Jérôme Bourdieu, dans son introduction à la dernière table ronde, note que les mécanismes juridiques et économiques utilisées par la finance peuvent parfois être détournés de leurs objectifs de profit et ne sont pas fatalement destinés à n'être que des instruments de domination et d'exploitation. Cette remarque fait référence à la proposition exposée par le CLIP (Collectif pour la Libération de l'Immobilier Privé - texte à venir sur le site) qui reprend une expérience menée en Allemagne : il s'agit, pour un certain nombre de personnes, de se porter acquéreur de leur logement au travers de plusieurs structures de type SARL. L'ensemble du dispositif est conçu pour rendre impossible toute décision de revente à des fins spéculatives (en diluant le plus possible le contrôle de la décision) tout en laissant autonome chaque lieu de vie pour la gestion collective du bien (qui peut être quelques appartements, ou un immeuble). Cette proposition vise à concilier la volonté de pérenniser les expériences d'autogestion (telles que les squats ou toute autre forme d'appropriation collective de lieux) en se préservant du risque d'expulsion, tout en se protégeant par avance des tentations de la spéculation.

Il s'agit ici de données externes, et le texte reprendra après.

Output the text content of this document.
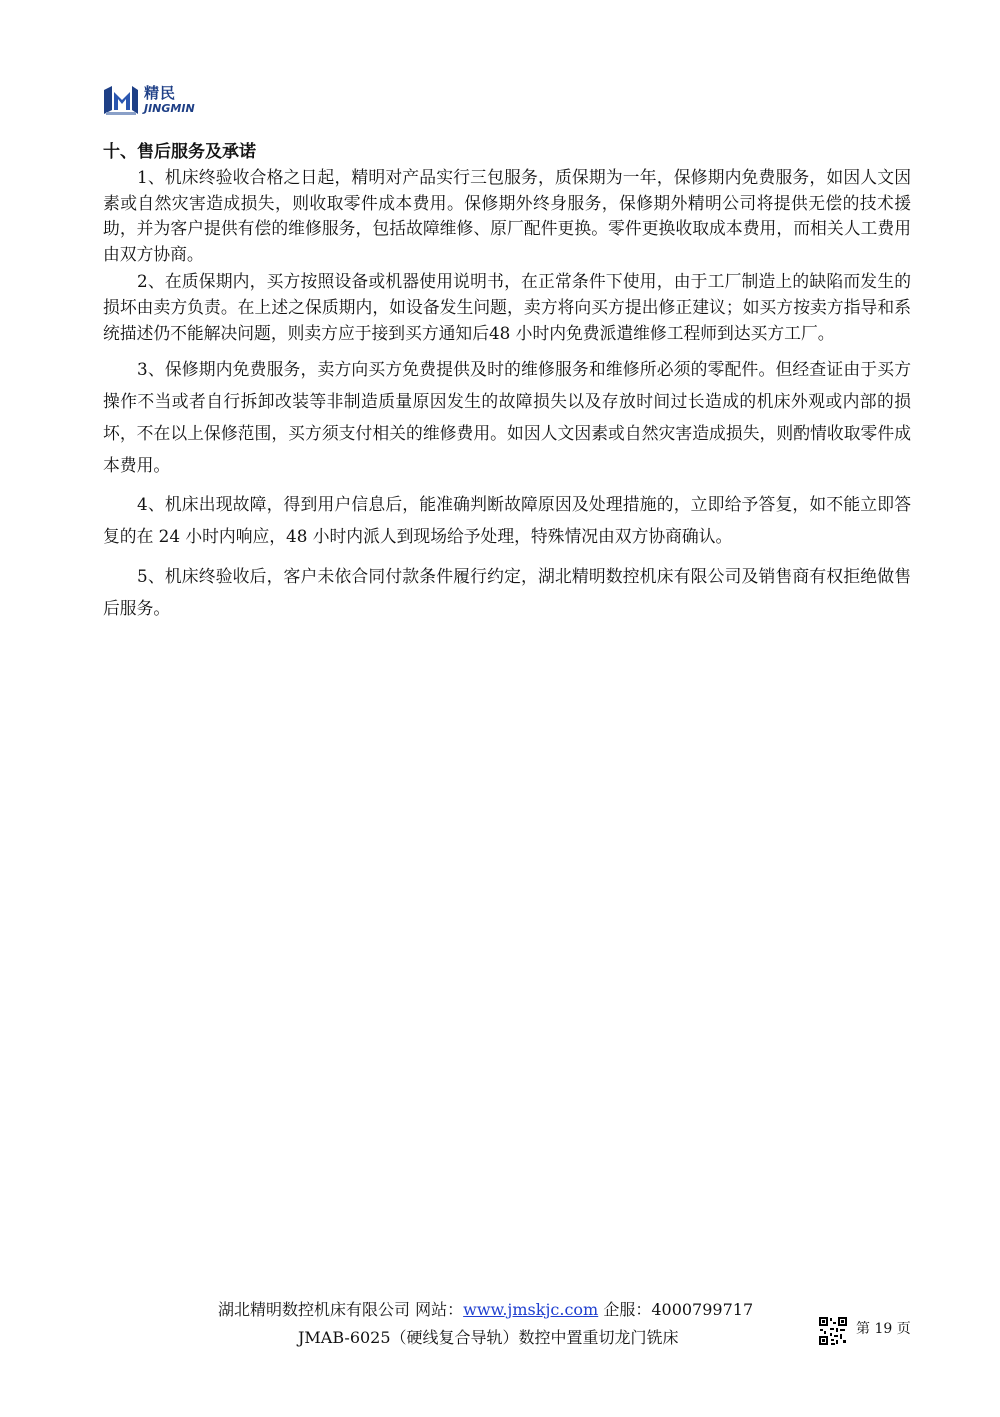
精民
JINGMIN

十、售后服务及承诺

1、机床终验收合格之日起，精明对产品实行三包服务，质保期为一年，保修期内免费服务，如因人文因素或自然灾害造成损失，则收取零件成本费用。保修期外终身服务，保修期外精明公司将提供无偿的技术援助，并为客户提供有偿的维修服务，包括故障维修、原厂配件更换。零件更换收取成本费用，而相关人工费用由双方协商。

2、在质保期内，买方按照设备或机器使用说明书，在正常条件下使用，由于工厂制造上的缺陷而发生的损坏由卖方负责。在上述之保质期内，如设备发生问题，卖方将向买方提出修正建议；如买方按卖方指导和系统描述仍不能解决问题，则卖方应于接到买方通知后48 小时内免费派遣维修工程师到达买方工厂。

3、保修期内免费服务，卖方向买方免费提供及时的维修服务和维修所必须的零配件。但经查证由于买方操作不当或者自行拆卸改装等非制造质量原因发生的故障损失以及存放时间过长造成的机床外观或内部的损坏，不在以上保修范围，买方须支付相关的维修费用。如因人文因素或自然灾害造成损失，则酌情收取零件成本费用。

4、机床出现故障，得到用户信息后，能准确判断故障原因及处理措施的，立即给予答复，如不能立即答复的在 24 小时内响应，48 小时内派人到现场给予处理，特殊情况由双方协商确认。

5、机床终验收后，客户未依合同付款条件履行约定，湖北精明数控机床有限公司及销售商有权拒绝做售后服务。

湖北精明数控机床有限公司 网站：www.jmskjc.com 企服：4000799717
JMAB-6025（硬线复合导轨）数控中置重切龙门铣床	第 19 页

Alice Le Roy et Laurence Baudelet présentent une expérience de " jardins partagés " menées notamment à Paris avec l'association " graines de jardins ". Il s'agit de récupérer des friches inconstructibles et de les laisser en gestion aux habitants du quartier. Le succès de cette expérience d'une propriété collective qui n'est pas sous contrôle direct de l'Etat ni d'un seul individu contredit le " tragedy of commons ", c'est-à-dire l'idée généralement répandue que chaque individu aurait tendance à sacrifier le bien commun. Ces espaces collectifs deviennent des lieux d'expérimentation d'autres relations sociales, et à l'égard de l'environnement et du bien public en général. Alice et Laurence indiquent néanmoins que ce succès implique l'élaboration d'une charte entre la commune et les personnes en charge des jardins. La définition des règles de gestion d'un bien partagé, c'est-à-dire de la démocratie sociale semble être une question centrale. Frédéric Lordon montre clairement que l'intéressement salarial (la participation des salariés aux profits de l'entreprise) ne pouvait en aucun cas constituer une réponse au conflit capital/travail (compte-rendu plus détaillé de son intervention à venir). Mais il souligne également que la disparition de l'actionnaire n'élimine pas les conflits d'intérêts internes à l'entreprise. Le combat pour un affaiblissement du pouvoir des actionnaires ne peut faire l'économie de celui en faveur d'une démocratisation de la gestion des entreprises.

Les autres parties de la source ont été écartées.